La Conferencia Episcopal Paraguaya pidió el viernes perdón a sus feligreses por haber solicitado en junio al entonces presidente Fernando Lugo su renuncia para evitar, eventualmente, un derramamiento de sangre horas antes de la iniciación del juicio político en el Senado que finalmente lo destituyó por mal desempeño en sus funciones.

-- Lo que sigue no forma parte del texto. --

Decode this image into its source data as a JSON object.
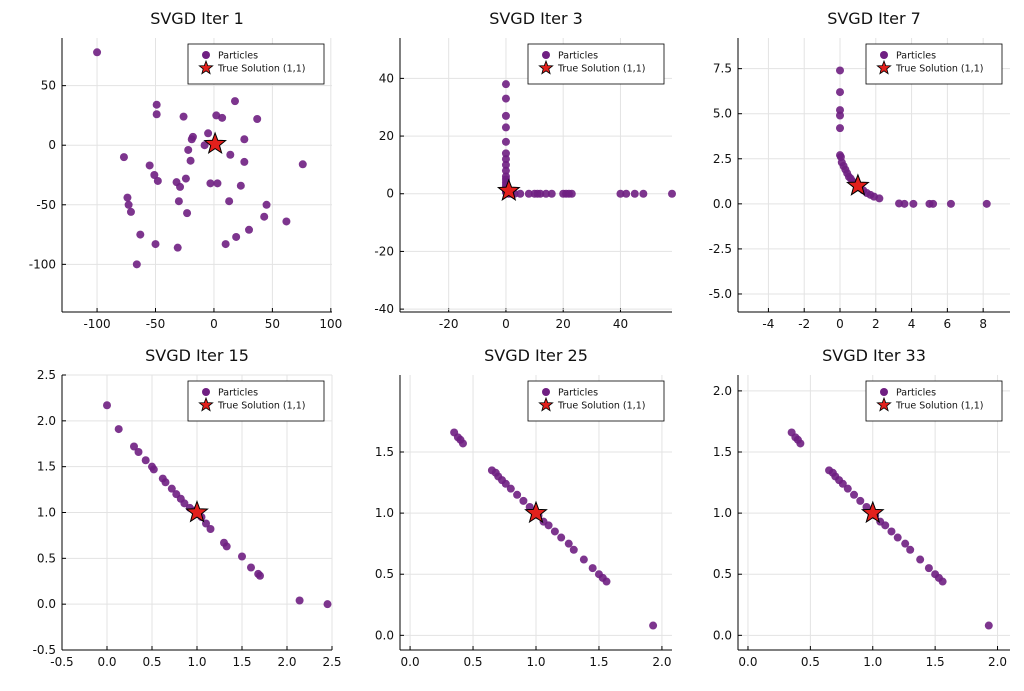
{
  "chart_data": [
    {
      "type": "scatter",
      "title": "SVGD Iter 1",
      "legend": "top-right",
      "grid": true,
      "xlim": [
        -130,
        101
      ],
      "ylim": [
        -140,
        90
      ],
      "xticks": [
        -100,
        -50,
        0,
        50,
        100
      ],
      "yticks": [
        -100,
        -50,
        0,
        50
      ],
      "series": [
        {
          "name": "Particles",
          "color": "#6f1f82",
          "marker": "circle",
          "x": [
            -100,
            -49,
            -49,
            -26,
            18,
            2,
            7,
            37,
            -18,
            -19,
            -5,
            -8,
            14,
            26,
            26,
            -22,
            -20,
            -77,
            -55,
            -51,
            -48,
            -32,
            -29,
            -24,
            -3,
            3,
            23,
            -74,
            -73,
            -71,
            -30,
            -23,
            13,
            45,
            43,
            30,
            19,
            10,
            -50,
            -31,
            -63,
            -66,
            62,
            76
          ],
          "y": [
            78,
            34,
            26,
            24,
            37,
            25,
            23,
            22,
            7,
            5,
            10,
            0,
            -8,
            -14,
            5,
            -4,
            -13,
            -10,
            -17,
            -25,
            -30,
            -31,
            -35,
            -28,
            -32,
            -32,
            -34,
            -44,
            -50,
            -56,
            -47,
            -57,
            -47,
            -50,
            -60,
            -71,
            -77,
            -83,
            -83,
            -86,
            -75,
            -100,
            -64,
            -16
          ]
        },
        {
          "name": "True Solution (1,1)",
          "color": "#e2201c",
          "marker": "star",
          "x": [
            1
          ],
          "y": [
            1
          ]
        }
      ]
    },
    {
      "type": "scatter",
      "title": "SVGD Iter 3",
      "legend": "top-right",
      "grid": true,
      "xlim": [
        -37,
        58
      ],
      "ylim": [
        -41,
        54
      ],
      "xticks": [
        -20,
        0,
        20,
        40
      ],
      "yticks": [
        -40,
        -20,
        0,
        20,
        40
      ],
      "series": [
        {
          "name": "Particles",
          "color": "#6f1f82",
          "marker": "circle",
          "x": [
            0,
            0,
            0,
            0,
            0,
            0,
            0,
            0,
            0,
            0,
            0,
            0,
            0,
            0,
            0,
            0,
            1,
            2,
            3,
            5,
            8,
            10,
            11,
            12,
            14,
            16,
            20,
            21,
            22,
            23,
            40,
            42,
            45,
            48,
            58
          ],
          "y": [
            38,
            33,
            27,
            23,
            18,
            14,
            12,
            10,
            8,
            6,
            5,
            4,
            3,
            2,
            1,
            0.5,
            0,
            0,
            0,
            0,
            0,
            0,
            0,
            0,
            0,
            0,
            0,
            0,
            0,
            0,
            0,
            0,
            0,
            0,
            0
          ]
        },
        {
          "name": "True Solution (1,1)",
          "color": "#e2201c",
          "marker": "star",
          "x": [
            1
          ],
          "y": [
            1
          ]
        }
      ]
    },
    {
      "type": "scatter",
      "title": "SVGD Iter 7",
      "legend": "top-right",
      "grid": true,
      "xlim": [
        -5.7,
        9.5
      ],
      "ylim": [
        -6,
        9.2
      ],
      "xticks": [
        -4,
        -2,
        0,
        2,
        4,
        6,
        8
      ],
      "yticks": [
        {
          "value": -5,
          "label": "-5.0"
        },
        -2.5,
        {
          "value": 0,
          "label": "0.0"
        },
        2.5,
        {
          "value": 5,
          "label": "5.0"
        },
        7.5
      ],
      "series": [
        {
          "name": "Particles",
          "color": "#6f1f82",
          "marker": "circle",
          "x": [
            0,
            0,
            0,
            0,
            0,
            0,
            0.05,
            0.1,
            0.2,
            0.3,
            0.4,
            0.5,
            0.6,
            0.7,
            0.8,
            1.1,
            1.3,
            1.5,
            1.7,
            1.9,
            2.2,
            3.3,
            3.6,
            4.1,
            5.0,
            5.2,
            6.2,
            8.2
          ],
          "y": [
            7.4,
            6.2,
            5.2,
            4.9,
            4.2,
            2.7,
            2.6,
            2.3,
            2.1,
            1.9,
            1.7,
            1.5,
            1.4,
            1.25,
            1.15,
            0.9,
            0.75,
            0.6,
            0.5,
            0.4,
            0.3,
            0.02,
            0,
            0,
            0,
            0,
            0,
            0
          ]
        },
        {
          "name": "True Solution (1,1)",
          "color": "#e2201c",
          "marker": "star",
          "x": [
            1
          ],
          "y": [
            1
          ]
        }
      ]
    },
    {
      "type": "scatter",
      "title": "SVGD Iter 15",
      "legend": "top-right",
      "grid": true,
      "xlim": [
        -0.5,
        2.5
      ],
      "ylim": [
        -0.5,
        2.5
      ],
      "xticks": [
        -0.5,
        {
          "value": 0,
          "label": "0.0"
        },
        0.5,
        {
          "value": 1,
          "label": "1.0"
        },
        1.5,
        {
          "value": 2,
          "label": "2.0"
        },
        2.5
      ],
      "yticks": [
        -0.5,
        {
          "value": 0,
          "label": "0.0"
        },
        0.5,
        {
          "value": 1,
          "label": "1.0"
        },
        1.5,
        {
          "value": 2,
          "label": "2.0"
        },
        2.5
      ],
      "series": [
        {
          "name": "Particles",
          "color": "#6f1f82",
          "marker": "circle",
          "x": [
            0,
            0.13,
            0.3,
            0.35,
            0.43,
            0.5,
            0.52,
            0.62,
            0.65,
            0.72,
            0.77,
            0.82,
            0.86,
            0.92,
            0.97,
            1.05,
            1.1,
            1.15,
            1.3,
            1.33,
            1.5,
            1.6,
            1.68,
            1.7,
            2.14,
            2.45
          ],
          "y": [
            2.17,
            1.91,
            1.72,
            1.66,
            1.57,
            1.5,
            1.47,
            1.37,
            1.33,
            1.26,
            1.2,
            1.15,
            1.1,
            1.05,
            1.02,
            0.95,
            0.88,
            0.82,
            0.67,
            0.63,
            0.52,
            0.4,
            0.33,
            0.31,
            0.04,
            0
          ]
        },
        {
          "name": "True Solution (1,1)",
          "color": "#e2201c",
          "marker": "star",
          "x": [
            1
          ],
          "y": [
            1
          ]
        }
      ]
    },
    {
      "type": "scatter",
      "title": "SVGD Iter 25",
      "legend": "top-right",
      "grid": true,
      "xlim": [
        -0.08,
        2.08
      ],
      "ylim": [
        -0.12,
        2.13
      ],
      "xticks": [
        {
          "value": 0,
          "label": "0.0"
        },
        0.5,
        {
          "value": 1,
          "label": "1.0"
        },
        1.5,
        {
          "value": 2,
          "label": "2.0"
        }
      ],
      "yticks": [
        {
          "value": 0,
          "label": "0.0"
        },
        0.5,
        {
          "value": 1,
          "label": "1.0"
        },
        1.5
      ],
      "series": [
        {
          "name": "Particles",
          "color": "#6f1f82",
          "marker": "circle",
          "x": [
            0.35,
            0.38,
            0.4,
            0.42,
            0.65,
            0.68,
            0.7,
            0.73,
            0.76,
            0.8,
            0.85,
            0.9,
            0.95,
            1.02,
            1.06,
            1.1,
            1.15,
            1.2,
            1.26,
            1.3,
            1.38,
            1.45,
            1.5,
            1.53,
            1.56,
            1.93
          ],
          "y": [
            1.66,
            1.62,
            1.6,
            1.57,
            1.35,
            1.33,
            1.3,
            1.27,
            1.24,
            1.2,
            1.15,
            1.1,
            1.05,
            0.98,
            0.93,
            0.9,
            0.85,
            0.8,
            0.75,
            0.7,
            0.62,
            0.55,
            0.5,
            0.47,
            0.44,
            0.08
          ]
        },
        {
          "name": "True Solution (1,1)",
          "color": "#e2201c",
          "marker": "star",
          "x": [
            1
          ],
          "y": [
            1
          ]
        }
      ]
    },
    {
      "type": "scatter",
      "title": "SVGD Iter 33",
      "legend": "top-right",
      "grid": true,
      "xlim": [
        -0.08,
        2.1
      ],
      "ylim": [
        -0.12,
        2.13
      ],
      "xticks": [
        {
          "value": 0,
          "label": "0.0"
        },
        0.5,
        {
          "value": 1,
          "label": "1.0"
        },
        1.5,
        {
          "value": 2,
          "label": "2.0"
        }
      ],
      "yticks": [
        {
          "value": 0,
          "label": "0.0"
        },
        0.5,
        {
          "value": 1,
          "label": "1.0"
        },
        1.5,
        {
          "value": 2,
          "label": "2.0"
        }
      ],
      "series": [
        {
          "name": "Particles",
          "color": "#6f1f82",
          "marker": "circle",
          "x": [
            0.35,
            0.38,
            0.4,
            0.42,
            0.65,
            0.68,
            0.7,
            0.73,
            0.76,
            0.8,
            0.85,
            0.9,
            0.95,
            1.02,
            1.06,
            1.1,
            1.15,
            1.2,
            1.26,
            1.3,
            1.38,
            1.45,
            1.5,
            1.53,
            1.56,
            1.93
          ],
          "y": [
            1.66,
            1.62,
            1.6,
            1.57,
            1.35,
            1.33,
            1.3,
            1.27,
            1.24,
            1.2,
            1.15,
            1.1,
            1.05,
            0.98,
            0.93,
            0.9,
            0.85,
            0.8,
            0.75,
            0.7,
            0.62,
            0.55,
            0.5,
            0.47,
            0.44,
            0.08
          ]
        },
        {
          "name": "True Solution (1,1)",
          "color": "#e2201c",
          "marker": "star",
          "x": [
            1
          ],
          "y": [
            1
          ]
        }
      ]
    }
  ]
}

El ex obispo católico de 61 años de edad y enfermo de cáncer fue desalojado del poder por absoluta mayoría de los senadores el 22 de junio y fue remplazado por su vicepresidente Federico Franco para completar el mandato hasta el 15 de agosto del año próximo.

"Podemos discrepar con opiniones y acciones que no conciernen directamente a la doctrina y moral cristianas, pero evitando que éstas puedan generar divisiones y discordias en la comunidad", dijeron los obispos en un comunicado publicado en la página digital de la conferencia.

Los religiosos señalaron que como "conscientes de su condición pecadora, pero también conscientes de la ayuda divina y de la gracia santificante, reconocemos ante Dios y los hombres nuestra fragilidad... Si se ha juzgado que se han cometido errores, pedimos la comprensión y el perdón".

El pedido a Lugo para que dimitiera "se debió a la noticia recibida de un inminente derramamiento de sangre. Se quiso evitar que hubiera otro hecho delictuoso entre hermanos".

Días después del juicio político, los organismos regionales de integración Mercosur y Unasur resolvieron suspender temporalmente a Paraguay como miembro activo por considerar que la destitución de Lugo fue irregular.